Good morning Splunk Community
I'm currently working on a way on how to use splunk so that it can show the most popular words used in a series of Emails listed in a CSV file. The file has three main columns subject, description, and topic. What I'm doing is clasifying each Email with a Topic i see fitted for the content it has in the subject and description. Now that I have several "Manual" classifications I want to use splunk so that it can let me know the set of words with more popularity by Topic, excluding Pronouns, and prepositions, or any word I see is not an important word for that topic.
I was able to find this content https://answers.splunk.com/answers/62413/how-to-extract-most-popular-words-from-the-source-data.html?sort=newest in the community, but it reaches as far as listing the words and counting them, but the problem still recides on counting words like "the, work, call" that I do not need, so I started to do it manually basically right clicking and selecting "Exclude from search". This basically resolves in some part, but we are talking about 9000 words, it will take for ever.

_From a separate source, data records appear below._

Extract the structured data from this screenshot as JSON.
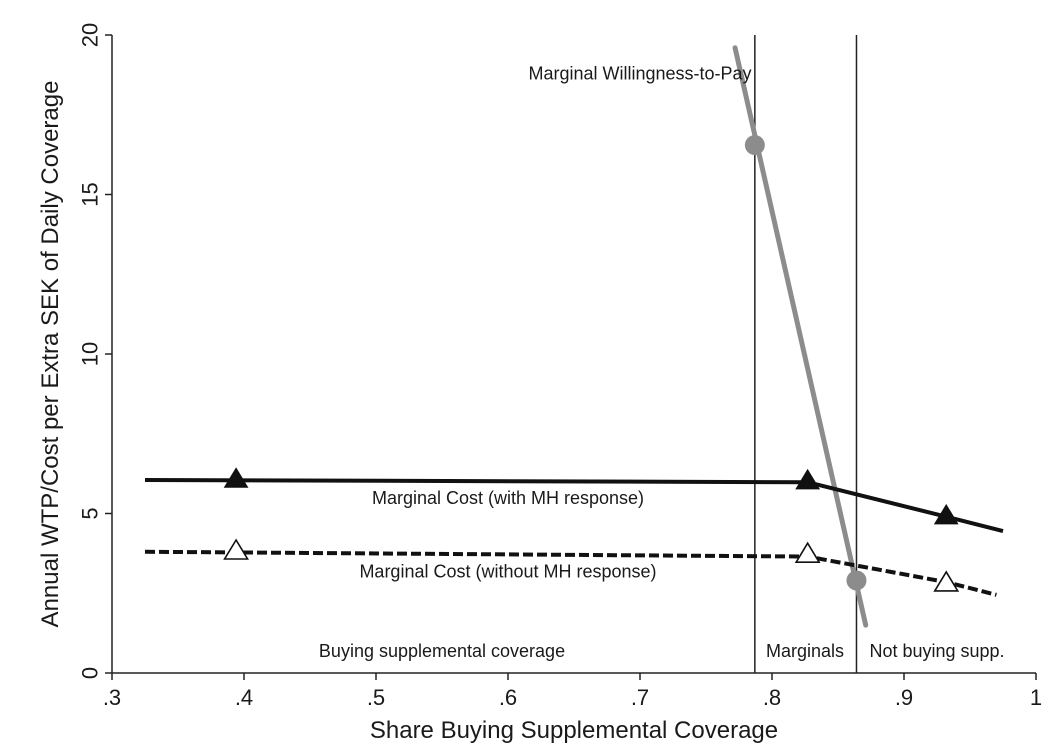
{
  "chart_data": {
    "type": "line",
    "title": "",
    "xlabel": "Share Buying Supplemental Coverage",
    "ylabel": "Annual WTP/Cost per Extra SEK of Daily Coverage",
    "xlim": [
      0.3,
      1.0
    ],
    "ylim": [
      0,
      20
    ],
    "x_ticks": [
      ".3",
      ".4",
      ".5",
      ".6",
      ".7",
      ".8",
      ".9",
      "1"
    ],
    "y_ticks": [
      "0",
      "5",
      "10",
      "15",
      "20"
    ],
    "grid": false,
    "legend": "none",
    "series": [
      {
        "name": "Marginal Willingness-to-Pay",
        "style": "solid",
        "color": "#8c8c8c",
        "marker": "circle",
        "line": [
          [
            0.772,
            19.6
          ],
          [
            0.871,
            1.5
          ]
        ],
        "points": [
          [
            0.787,
            16.55
          ],
          [
            0.864,
            2.9
          ]
        ]
      },
      {
        "name": "Marginal Cost (with MH response)",
        "style": "solid",
        "color": "#111111",
        "marker": "filled-triangle",
        "line": [
          [
            0.325,
            6.05
          ],
          [
            0.827,
            5.98
          ],
          [
            0.932,
            4.9
          ],
          [
            0.975,
            4.45
          ]
        ],
        "points": [
          [
            0.394,
            6.05
          ],
          [
            0.827,
            6.0
          ],
          [
            0.932,
            4.9
          ]
        ]
      },
      {
        "name": "Marginal Cost (without MH response)",
        "style": "dashed",
        "color": "#111111",
        "marker": "hollow-triangle",
        "line": [
          [
            0.325,
            3.8
          ],
          [
            0.827,
            3.65
          ],
          [
            0.932,
            2.85
          ],
          [
            0.97,
            2.45
          ]
        ],
        "points": [
          [
            0.394,
            3.8
          ],
          [
            0.827,
            3.7
          ],
          [
            0.932,
            2.8
          ]
        ]
      }
    ],
    "vertical_lines": [
      0.787,
      0.864
    ],
    "annotations": [
      {
        "text": "Marginal Willingness-to-Pay",
        "x": 0.7,
        "y": 18.6
      },
      {
        "text": "Marginal Cost (with MH response)",
        "x": 0.6,
        "y": 5.3
      },
      {
        "text": "Marginal Cost (without MH response)",
        "x": 0.6,
        "y": 3.0
      },
      {
        "text": "Buying supplemental coverage",
        "x": 0.55,
        "y": 0.5
      },
      {
        "text": "Marginals",
        "x": 0.825,
        "y": 0.5
      },
      {
        "text": "Not buying supp.",
        "x": 0.925,
        "y": 0.5
      }
    ]
  }
}
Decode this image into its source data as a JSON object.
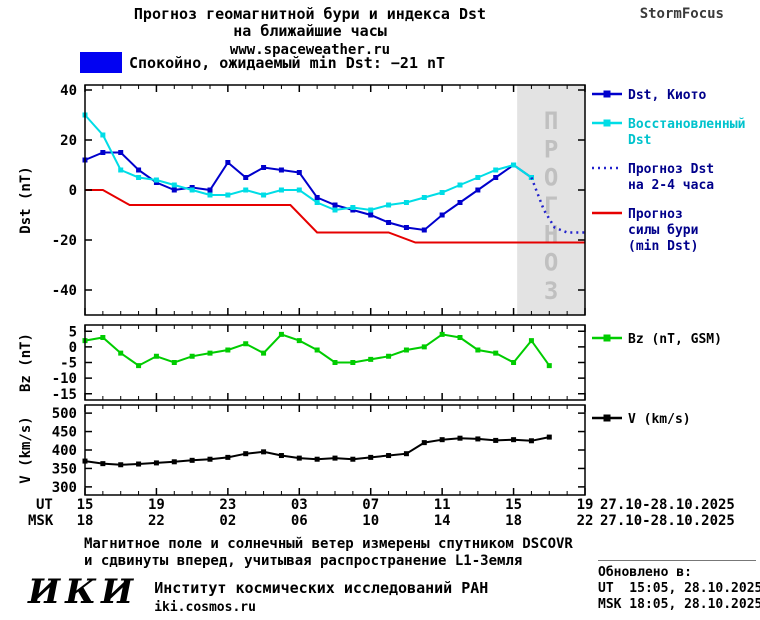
{
  "header": {
    "title_line1": "Прогноз геомагнитной бури и индекса Dst",
    "title_line2": "на ближайшие часы",
    "site": "www.spaceweather.ru",
    "brand": "StormFocus"
  },
  "status": {
    "swatch_color": "#0202f2",
    "label": "Спокойно, ожидаемый min Dst: −21 nT"
  },
  "chart_data": {
    "type": "line",
    "title": "Прогноз геомагнитной бури и индекса Dst на ближайшие часы",
    "panels": [
      {
        "id": "dst",
        "ylabel": "Dst (nT)",
        "ylim": [
          -50,
          42
        ],
        "yticks": [
          40,
          20,
          0,
          -20,
          -40
        ],
        "xlim": [
          0,
          28
        ],
        "forecast_region": {
          "t_start": 24.2,
          "t_end": 28,
          "label": "ПРОГНОЗ",
          "fill": "#e3e3e3",
          "label_color": "#c0c0c0"
        },
        "series": [
          {
            "id": "dst-kyoto",
            "name": "Dst, Киото",
            "color": "#0000cc",
            "label_color": "#00008b",
            "marker": "square",
            "style": "solid",
            "legend_lines": [
              "Dst, Киото"
            ],
            "t": [
              0,
              1,
              2,
              3,
              4,
              5,
              6,
              7,
              8,
              9,
              10,
              11,
              12,
              13,
              14,
              15,
              16,
              17,
              18,
              19,
              20,
              21,
              22,
              23,
              24,
              25
            ],
            "values": [
              12,
              15,
              15,
              8,
              3,
              0,
              1,
              0,
              11,
              5,
              9,
              8,
              7,
              -3,
              -6,
              -8,
              -10,
              -13,
              -15,
              -16,
              -10,
              -5,
              0,
              5,
              10,
              5
            ]
          },
          {
            "id": "restored-dst",
            "name": "Восстановленный Dst",
            "color": "#00dde6",
            "label_color": "#00c3cd",
            "marker": "square",
            "style": "solid",
            "legend_lines": [
              "Восстановленный",
              "Dst"
            ],
            "t": [
              0,
              1,
              2,
              3,
              4,
              5,
              6,
              7,
              8,
              9,
              10,
              11,
              12,
              13,
              14,
              15,
              16,
              17,
              18,
              19,
              20,
              21,
              22,
              23,
              24,
              25
            ],
            "values": [
              30,
              22,
              8,
              5,
              4,
              2,
              0,
              -2,
              -2,
              0,
              -2,
              0,
              0,
              -5,
              -8,
              -7,
              -8,
              -6,
              -5,
              -3,
              -1,
              2,
              5,
              8,
              10,
              5
            ]
          },
          {
            "id": "dst-forecast",
            "name": "Прогноз Dst на 2-4 часа",
            "color": "#2222cc",
            "label_color": "#00008b",
            "marker": "none",
            "style": "dotted",
            "legend_lines": [
              "Прогноз Dst",
              "на 2-4 часа"
            ],
            "t": [
              25,
              25.7,
              26.3,
              27,
              27.6,
              28
            ],
            "values": [
              5,
              -8,
              -15,
              -17,
              -17,
              -17
            ]
          },
          {
            "id": "storm-forecast",
            "name": "Прогноз силы бури (min Dst)",
            "color": "#e60000",
            "label_color": "#00008b",
            "marker": "none",
            "style": "solid",
            "legend_lines": [
              "Прогноз",
              "силы бури",
              "(min Dst)"
            ],
            "t": [
              0,
              1,
              2.5,
              11.5,
              13,
              17,
              18.5,
              28
            ],
            "values": [
              0,
              0,
              -6,
              -6,
              -17,
              -17,
              -21,
              -21
            ]
          }
        ]
      },
      {
        "id": "bz",
        "ylabel": "Bz (nT)",
        "ylim": [
          -17,
          7
        ],
        "yticks": [
          5,
          0,
          -5,
          -10,
          -15
        ],
        "xlim": [
          0,
          28
        ],
        "series": [
          {
            "id": "bz",
            "name": "Bz (nT, GSM)",
            "color": "#00cc00",
            "label_color": "#000000",
            "marker": "square",
            "style": "solid",
            "legend_lines": [
              "Bz (nT, GSM)"
            ],
            "t": [
              0,
              1,
              2,
              3,
              4,
              5,
              6,
              7,
              8,
              9,
              10,
              11,
              12,
              13,
              14,
              15,
              16,
              17,
              18,
              19,
              20,
              21,
              22,
              23,
              24,
              25,
              26
            ],
            "values": [
              2,
              3,
              -2,
              -6,
              -3,
              -5,
              -3,
              -2,
              -1,
              1,
              -2,
              4,
              2,
              -1,
              -5,
              -5,
              -4,
              -3,
              -1,
              0,
              4,
              3,
              -1,
              -2,
              -5,
              2,
              -6
            ]
          }
        ]
      },
      {
        "id": "v",
        "ylabel": "V (km/s)",
        "ylim": [
          278,
          522
        ],
        "yticks": [
          500,
          450,
          400,
          350,
          300
        ],
        "xlim": [
          0,
          28
        ],
        "series": [
          {
            "id": "v",
            "name": "V (km/s)",
            "color": "#000000",
            "label_color": "#000000",
            "marker": "square",
            "style": "solid",
            "legend_lines": [
              "V (km/s)"
            ],
            "t": [
              0,
              1,
              2,
              3,
              4,
              5,
              6,
              7,
              8,
              9,
              10,
              11,
              12,
              13,
              14,
              15,
              16,
              17,
              18,
              19,
              20,
              21,
              22,
              23,
              24,
              25,
              26
            ],
            "values": [
              370,
              363,
              360,
              362,
              365,
              368,
              372,
              375,
              380,
              390,
              395,
              385,
              378,
              375,
              378,
              375,
              380,
              385,
              390,
              420,
              428,
              432,
              430,
              426,
              428,
              425,
              435
            ]
          }
        ]
      }
    ],
    "xaxis": {
      "tick_t": [
        0,
        4,
        8,
        12,
        16,
        20,
        24,
        28
      ],
      "ut_label": "UT",
      "msk_label": "MSK",
      "ut_ticks": [
        "15",
        "19",
        "23",
        "03",
        "07",
        "11",
        "15",
        "19"
      ],
      "msk_ticks": [
        "18",
        "22",
        "02",
        "06",
        "10",
        "14",
        "18",
        "22"
      ],
      "ut_date": "27.10-28.10.2025",
      "msk_date": "27.10-28.10.2025"
    }
  },
  "footer": {
    "note_line1": "Магнитное поле и солнечный ветер измерены спутником DSCOVR",
    "note_line2": "и сдвинуты вперед, учитывая распространение L1-Земля",
    "logo": "ИКИ",
    "institute": "Институт космических исследований РАН",
    "site": "iki.cosmos.ru",
    "updated_label": "Обновлено в:",
    "updated_ut": "UT  15:05, 28.10.2025",
    "updated_msk": "MSK 18:05, 28.10.2025"
  }
}
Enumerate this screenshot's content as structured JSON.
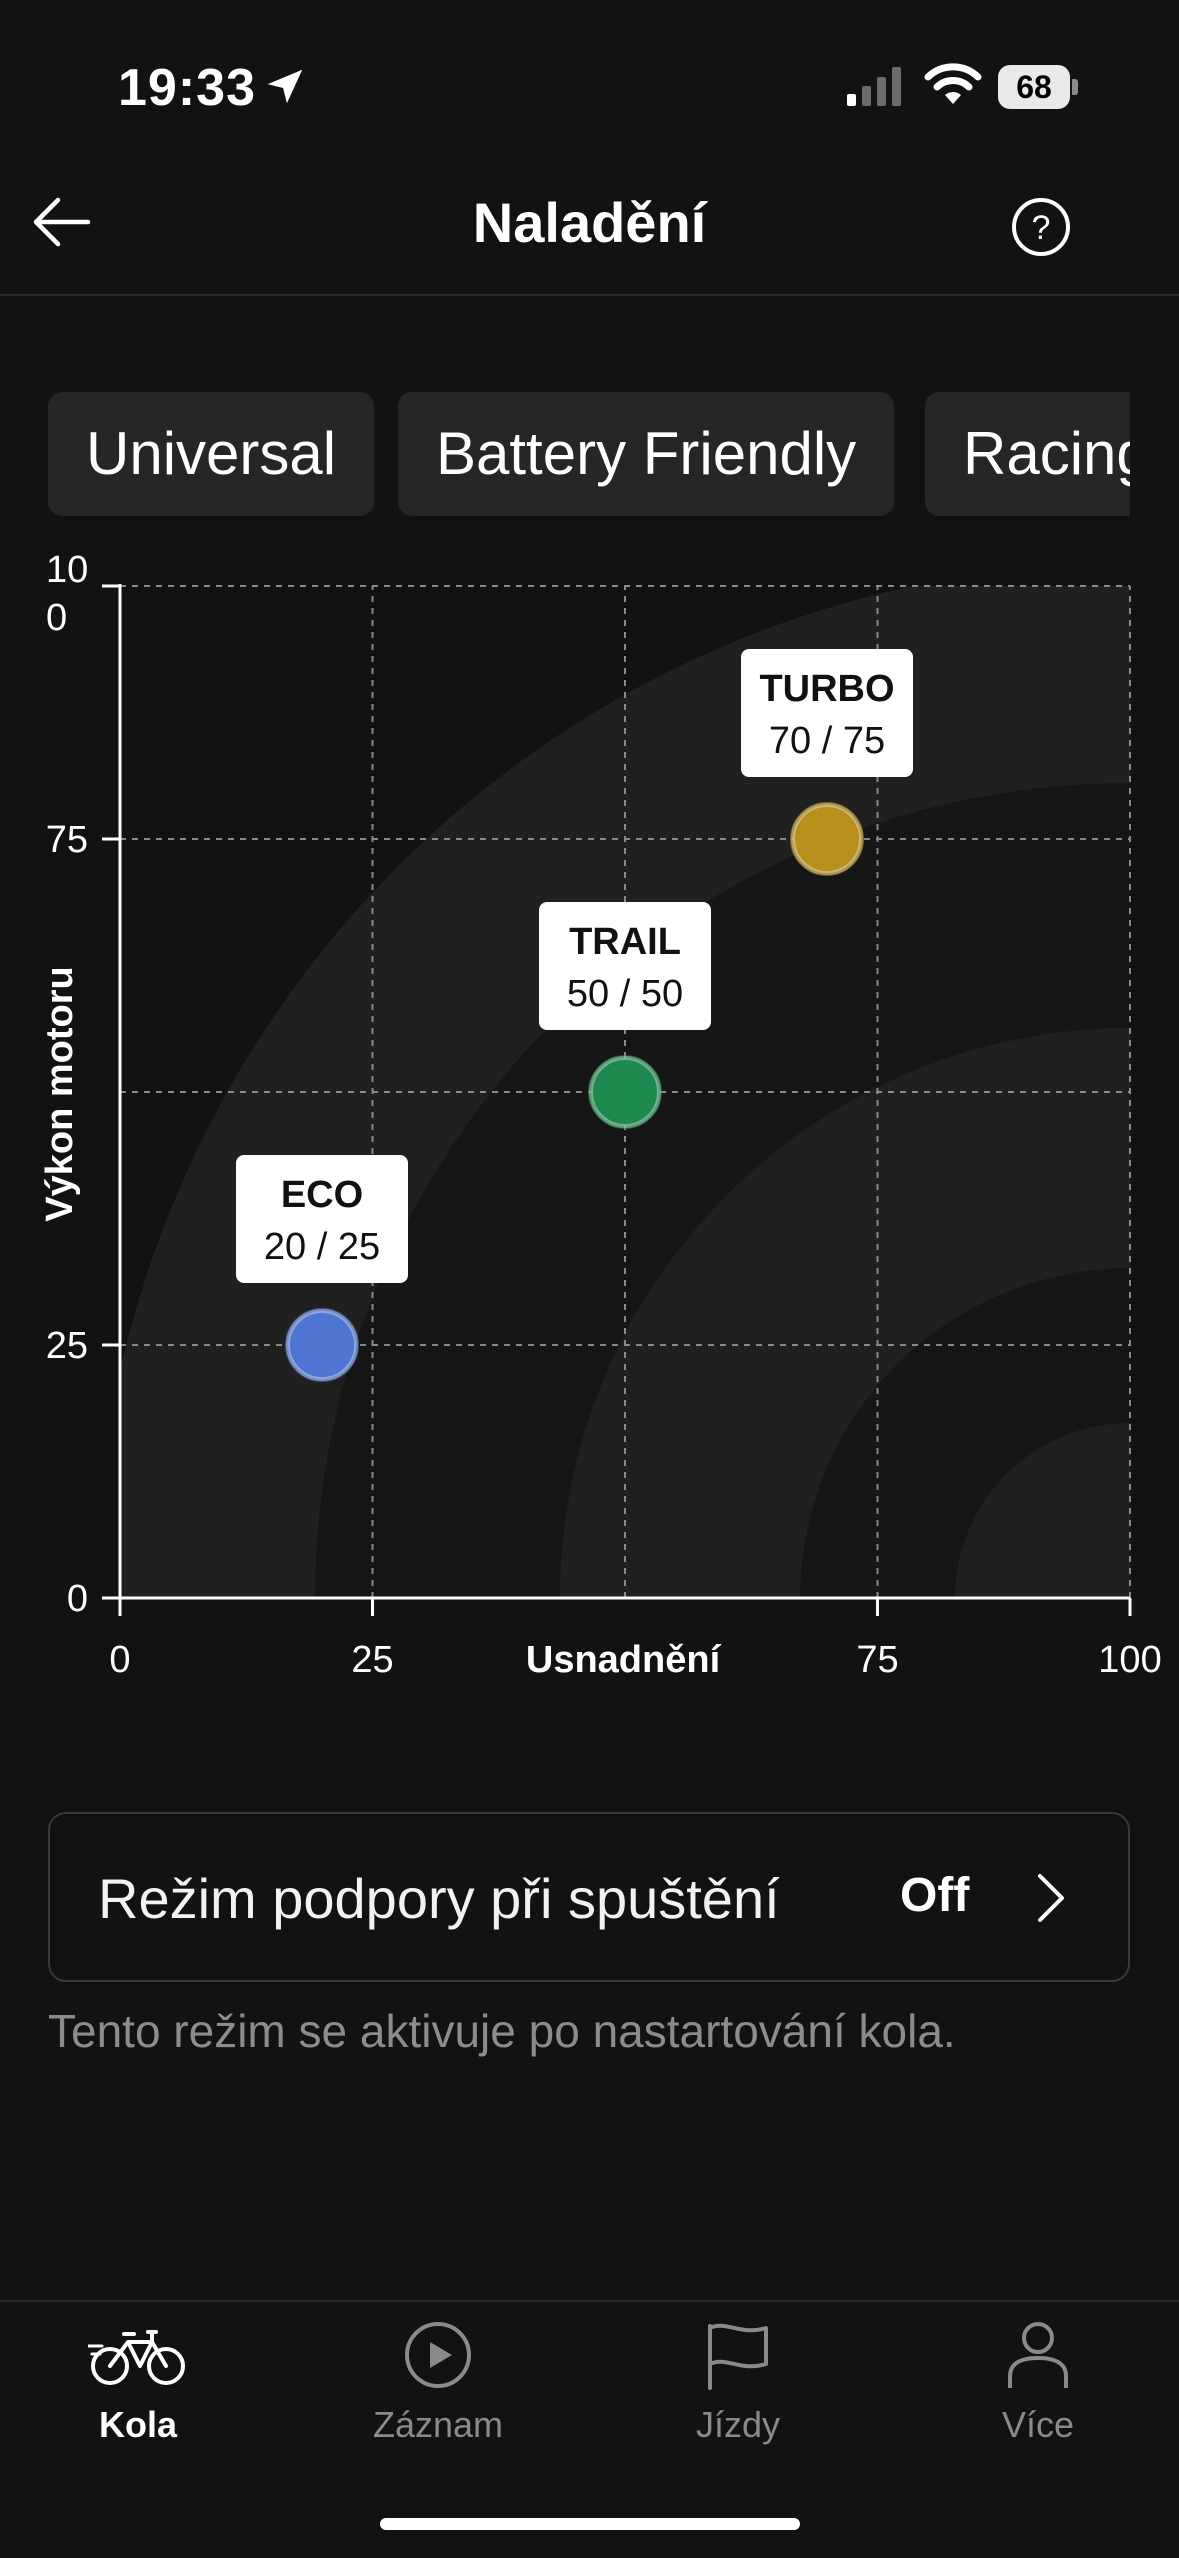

I then did another approach and use the "*" so that a word and a set of wordlike words are also exluded, but it is not going down as I would imagine.
My idea to resolve this, is:
Use the Search Filter in the content posted in this article.
Create a Table, List, load an additional CSV file with this words I dont want (What ever is best) in Splunk.
Do a type of operation ((SearchFilter) - (Table OR List OR File) = (Result)) ( (A, B, C) - (C) = (A, B))
My question is, How can I create a table, file or use a loaded CSV file to remove the words I dont want from the result it shows the filter in the article?
Search query in article:
source=mybook | sort -_time | rex mode=sed "s/(.|,|;|=|\"|'|(|)|[|]| -|!|^-)/ /g" | eval word=_raw | makemv delim=" " word | mvexpand word | eval word=lower(word) | eval position=1 | streamstats sum(position) AS position | table position word | stats count min(position) max(position) by word
Best regards and I hope there is an answer to this question.